这幢房子看起来普普通通,只有四层楼,比周围的房子都矮,所以被其他房子挡着,更诡异的是这幢房子没有门,周围一圈都被其他房子封死,根本进不来,房子内冷冷清清的。
卢老板从地道走出来后,沿着楼梯走上去,一直上到顶楼。
到了顶楼,一切都变了,这里完全是另外一番天地。
头顶上是一片玻璃搭成的罩子,里面曲径通幽,小路两边古木参天、绿萝缠绕,树下是五颜六色的野花,里面传来一阵嘻笑声,其中还有女人的笑声,而且不只一个女人。
卢老板知道来得不是时候,不得不高声说道:“姑丈果然好兴致。”
嘻笑声立刻停止,过了片刻,传来一道略显不耐烦的声音:“你怎么过来了?”
卢老板快步走过去,绕过一片竹丛,只见前面有一片很小的空地,正中央有一张竹榻,上面端坐一个四十多岁的中年人,身上披着一件宽松的大氅,里面却没有穿衣服。
“姑丈,今日有一家人从中土过来,修为看起来都很不错,至少我看不出他们的境界,其中居然有两个是连十岁都不到的小孩,但是看他们的样子又像是一群没见过世面的乡巴佬。”卢老板居然不是为了补充抄本而来,而是来报告消息。
“让你看不出境界,至少有练气四、五层,十岁都不到就有如此修为,这样的人物绝对会被大门派收去,不可能是世家子弟……”中年人喃喃自语道,并没怀疑卢老板骗他。
“我也觉得奇怪,有一个人还到我这里来买功法,他说几年前曾经来我这里买过东西,但是我不记得见过此人。”卢老板说道。
“那人长什么模样?”中年人随口问道,其实不是很在意。
不过中年人的脸色很快就变了,因为卢老板一边想,一边说道:“这个人看上去也就十七、八岁,人长得挺俊,长脸、尖下巴、眼睛挺大、眉心正中有一道淡淡的红晕;他身上的衣服很一般,只是普通的粗布衣裳,不过感觉和他不是很搭,他的手总是拢在袖子内,还一直虚握着拳头……”

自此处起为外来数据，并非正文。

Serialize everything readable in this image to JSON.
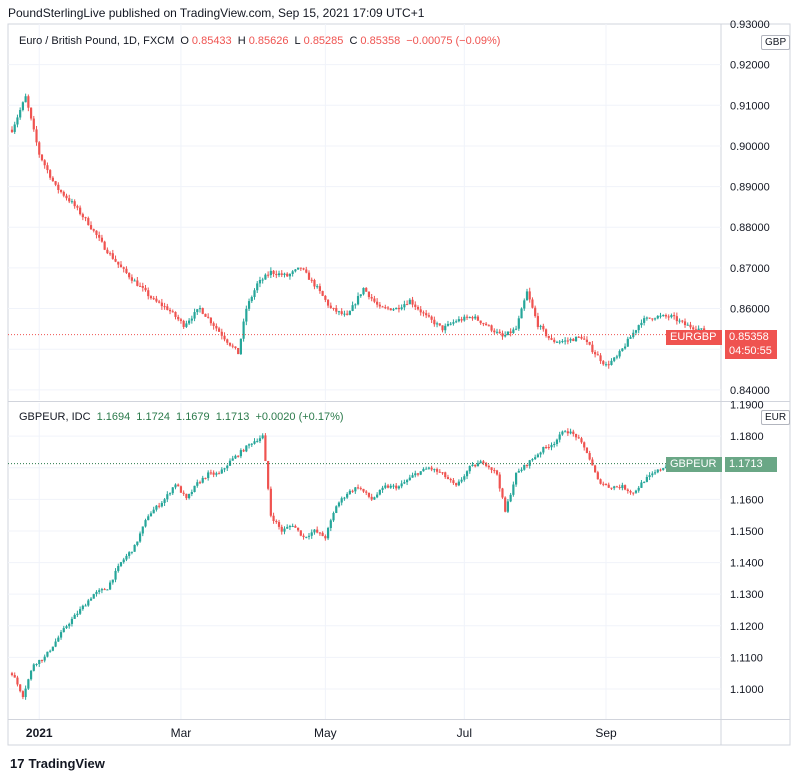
{
  "publisher_line": "PoundSterlingLive published on TradingView.com, Sep 15, 2021 17:09 UTC+1",
  "footer": {
    "brand": "TradingView",
    "logo_glyph": "17"
  },
  "colors": {
    "up": "#26a69a",
    "up_dark": "#2b7a4b",
    "down": "#ef5350",
    "grid": "#f0f3fa",
    "axis_text": "#131722",
    "eurgbp_tag": "#ef5350",
    "gbpeur_tag": "#6aa786"
  },
  "chart_data": [
    {
      "type": "candlestick",
      "symbol_title": "Euro / British Pound, 1D, FXCM",
      "ohlc_legend": {
        "o_label": "O",
        "o": "0.85433",
        "h_label": "H",
        "h": "0.85626",
        "l_label": "L",
        "l": "0.85285",
        "c_label": "C",
        "c": "0.85358",
        "change": "−0.00075 (−0.09%)"
      },
      "currency_label": "GBP",
      "y_ticks": [
        "0.93000",
        "0.92000",
        "0.91000",
        "0.90000",
        "0.89000",
        "0.88000",
        "0.87000",
        "0.86000",
        "0.85000",
        "0.84000"
      ],
      "ylim": [
        0.8375,
        0.93
      ],
      "last_price_tag": {
        "symbol": "EURGBP",
        "price": "0.85358",
        "countdown": "04:50:55"
      },
      "last_price": 0.85358,
      "anchors": [
        [
          0,
          0.904
        ],
        [
          5,
          0.912
        ],
        [
          10,
          0.898
        ],
        [
          16,
          0.89
        ],
        [
          22,
          0.886
        ],
        [
          28,
          0.881
        ],
        [
          34,
          0.875
        ],
        [
          40,
          0.87
        ],
        [
          46,
          0.866
        ],
        [
          52,
          0.862
        ],
        [
          57,
          0.86
        ],
        [
          63,
          0.856
        ],
        [
          69,
          0.86
        ],
        [
          74,
          0.856
        ],
        [
          79,
          0.852
        ],
        [
          83,
          0.849
        ],
        [
          86,
          0.86
        ],
        [
          90,
          0.866
        ],
        [
          95,
          0.869
        ],
        [
          101,
          0.868
        ],
        [
          106,
          0.87
        ],
        [
          112,
          0.865
        ],
        [
          117,
          0.86
        ],
        [
          123,
          0.858
        ],
        [
          129,
          0.865
        ],
        [
          135,
          0.86
        ],
        [
          141,
          0.86
        ],
        [
          146,
          0.862
        ],
        [
          152,
          0.858
        ],
        [
          158,
          0.855
        ],
        [
          163,
          0.857
        ],
        [
          169,
          0.858
        ],
        [
          174,
          0.856
        ],
        [
          180,
          0.853
        ],
        [
          185,
          0.855
        ],
        [
          189,
          0.864
        ],
        [
          193,
          0.856
        ],
        [
          198,
          0.852
        ],
        [
          203,
          0.852
        ],
        [
          209,
          0.853
        ],
        [
          214,
          0.849
        ],
        [
          218,
          0.846
        ],
        [
          222,
          0.848
        ],
        [
          226,
          0.852
        ],
        [
          231,
          0.857
        ],
        [
          236,
          0.858
        ],
        [
          242,
          0.858
        ],
        [
          247,
          0.856
        ],
        [
          252,
          0.855
        ],
        [
          256,
          0.8536
        ]
      ]
    },
    {
      "type": "candlestick",
      "symbol_title": "GBPEUR, IDC",
      "ohlc_legend": {
        "o": "1.1694",
        "h": "1.1724",
        "l": "1.1679",
        "c": "1.1713",
        "change": "+0.0020 (+0.17%)"
      },
      "currency_label": "EUR",
      "y_ticks": [
        "1.1900",
        "1.1800",
        "1.1700",
        "1.1600",
        "1.1500",
        "1.1400",
        "1.1300",
        "1.1200",
        "1.1100",
        "1.1000"
      ],
      "ylim": [
        1.0905,
        1.1905
      ],
      "last_price_tag": {
        "symbol": "GBPEUR",
        "price": "1.1713"
      },
      "last_price": 1.1713,
      "x_ticks": [
        {
          "label": "2021",
          "index": 10
        },
        {
          "label": "Mar",
          "index": 62
        },
        {
          "label": "May",
          "index": 115
        },
        {
          "label": "Jul",
          "index": 166
        },
        {
          "label": "Sep",
          "index": 218
        }
      ],
      "anchors": [
        [
          0,
          1.105
        ],
        [
          4,
          1.098
        ],
        [
          8,
          1.108
        ],
        [
          12,
          1.11
        ],
        [
          16,
          1.115
        ],
        [
          20,
          1.12
        ],
        [
          25,
          1.125
        ],
        [
          30,
          1.13
        ],
        [
          35,
          1.132
        ],
        [
          40,
          1.14
        ],
        [
          45,
          1.145
        ],
        [
          50,
          1.155
        ],
        [
          56,
          1.16
        ],
        [
          60,
          1.165
        ],
        [
          64,
          1.16
        ],
        [
          68,
          1.165
        ],
        [
          72,
          1.168
        ],
        [
          76,
          1.168
        ],
        [
          80,
          1.172
        ],
        [
          84,
          1.175
        ],
        [
          88,
          1.178
        ],
        [
          92,
          1.18
        ],
        [
          95,
          1.155
        ],
        [
          99,
          1.15
        ],
        [
          103,
          1.152
        ],
        [
          107,
          1.148
        ],
        [
          111,
          1.15
        ],
        [
          115,
          1.148
        ],
        [
          119,
          1.158
        ],
        [
          123,
          1.162
        ],
        [
          127,
          1.164
        ],
        [
          132,
          1.16
        ],
        [
          137,
          1.164
        ],
        [
          142,
          1.164
        ],
        [
          148,
          1.168
        ],
        [
          153,
          1.17
        ],
        [
          158,
          1.168
        ],
        [
          163,
          1.164
        ],
        [
          168,
          1.17
        ],
        [
          173,
          1.172
        ],
        [
          178,
          1.168
        ],
        [
          181,
          1.156
        ],
        [
          185,
          1.168
        ],
        [
          190,
          1.172
        ],
        [
          195,
          1.176
        ],
        [
          199,
          1.178
        ],
        [
          203,
          1.182
        ],
        [
          207,
          1.18
        ],
        [
          211,
          1.175
        ],
        [
          215,
          1.166
        ],
        [
          219,
          1.164
        ],
        [
          224,
          1.164
        ],
        [
          228,
          1.162
        ],
        [
          232,
          1.166
        ],
        [
          237,
          1.169
        ],
        [
          241,
          1.1713
        ]
      ]
    }
  ]
}
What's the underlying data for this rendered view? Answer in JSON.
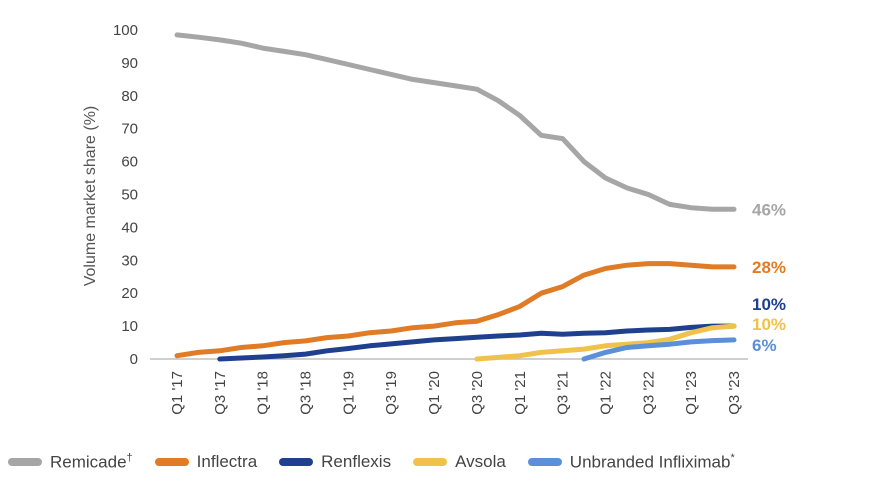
{
  "chart_data": {
    "type": "line",
    "ylabel": "Volume market share (%)",
    "xlabel": "",
    "ylim": [
      0,
      100
    ],
    "yticks": [
      0,
      10,
      20,
      30,
      40,
      50,
      60,
      70,
      80,
      90,
      100
    ],
    "x": [
      "Q1 '17",
      "Q2 '17",
      "Q3 '17",
      "Q4 '17",
      "Q1 '18",
      "Q2 '18",
      "Q3 '18",
      "Q4 '18",
      "Q1 '19",
      "Q2 '19",
      "Q3 '19",
      "Q4 '19",
      "Q1 '20",
      "Q2 '20",
      "Q3 '20",
      "Q4 '20",
      "Q1 '21",
      "Q2 '21",
      "Q3 '21",
      "Q4 '21",
      "Q1 '22",
      "Q2 '22",
      "Q3 '22",
      "Q4 '22",
      "Q1 '23",
      "Q2 '23",
      "Q3 '23"
    ],
    "xtick_labels": [
      "Q1 '17",
      "Q3 '17",
      "Q1 '18",
      "Q3 '18",
      "Q1 '19",
      "Q3 '19",
      "Q1 '20",
      "Q3 '20",
      "Q1 '21",
      "Q3 '21",
      "Q1 '22",
      "Q3 '22",
      "Q1 '23",
      "Q3 '23"
    ],
    "series": [
      {
        "name": "Remicade",
        "name_sup": "†",
        "color": "#a6a6a6",
        "end_label": "46%",
        "values": [
          98.5,
          97.8,
          97,
          96,
          94.5,
          93.5,
          92.5,
          91,
          89.5,
          88,
          86.5,
          85,
          84,
          83,
          82,
          78.5,
          74,
          68,
          67,
          60,
          55,
          52,
          50,
          47,
          46,
          45.5,
          45.5
        ]
      },
      {
        "name": "Inflectra",
        "name_sup": "",
        "color": "#e07b26",
        "end_label": "28%",
        "values": [
          1,
          2,
          2.5,
          3.5,
          4,
          5,
          5.5,
          6.5,
          7,
          8,
          8.5,
          9.5,
          10,
          11,
          11.5,
          13.5,
          16,
          20,
          22,
          25.5,
          27.5,
          28.5,
          29,
          29,
          28.5,
          28,
          28
        ]
      },
      {
        "name": "Renflexis",
        "name_sup": "",
        "color": "#1f3f8f",
        "end_label": "10%",
        "values": [
          null,
          null,
          0,
          0.3,
          0.6,
          1,
          1.5,
          2.5,
          3.2,
          4,
          4.6,
          5.2,
          5.8,
          6.2,
          6.6,
          7,
          7.3,
          7.8,
          7.5,
          7.8,
          8,
          8.5,
          8.8,
          9,
          9.6,
          10,
          10
        ]
      },
      {
        "name": "Avsola",
        "name_sup": "",
        "color": "#f0c24b",
        "end_label": "10%",
        "values": [
          null,
          null,
          null,
          null,
          null,
          null,
          null,
          null,
          null,
          null,
          null,
          null,
          null,
          null,
          0,
          0.5,
          1,
          2,
          2.5,
          3,
          4,
          4.5,
          5,
          6,
          8,
          9.5,
          10
        ]
      },
      {
        "name": "Unbranded Infliximab",
        "name_sup": "*",
        "color": "#5b8fd8",
        "end_label": "6%",
        "values": [
          null,
          null,
          null,
          null,
          null,
          null,
          null,
          null,
          null,
          null,
          null,
          null,
          null,
          null,
          null,
          null,
          null,
          null,
          null,
          0,
          2,
          3.5,
          4,
          4.5,
          5.2,
          5.6,
          5.8
        ]
      }
    ],
    "grid": false,
    "legend_position": "bottom"
  }
}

卢老板吃的是打探消息的饭,最擅长观察,口齿也清楚,很快将谢小玉的模样形容一遍。
“他的眼睛是不是有点细长、发髻结得有点靠后、左耳朵外侧有一颗很浅的痣?”中年人沉着脸问道。
“没错,是细长眼,耳朵后面有痣,只是发髻看不出来。”卢老板连忙说道。
“你确信他的话没假?他真的在你那里买过东西?”中年人的语气变得越来越凝重,也越发显得严厉。
“我感觉他说的是实话,不过我真的不记得这个人。”卢老板有些茫然,他从来没看过中年人如此失态。
中年人沉默半晌,掐指算了起来,好半天,他才喃喃自语道:“确实有这个可能,当初他刚刚到天宝州的时候住的就是西城区,离你的铺子不算太远。”
“这人是谁啊?”卢老板壮着胆子问道。
“谢小玉这个名字你总该听说过吧?”中年人嘿嘿一笑。
“是他?”卢老板大吃一惊,过了片刻才恍然大悟,道:“有这个可能,当初他和李家那群人就住在大牌楼……”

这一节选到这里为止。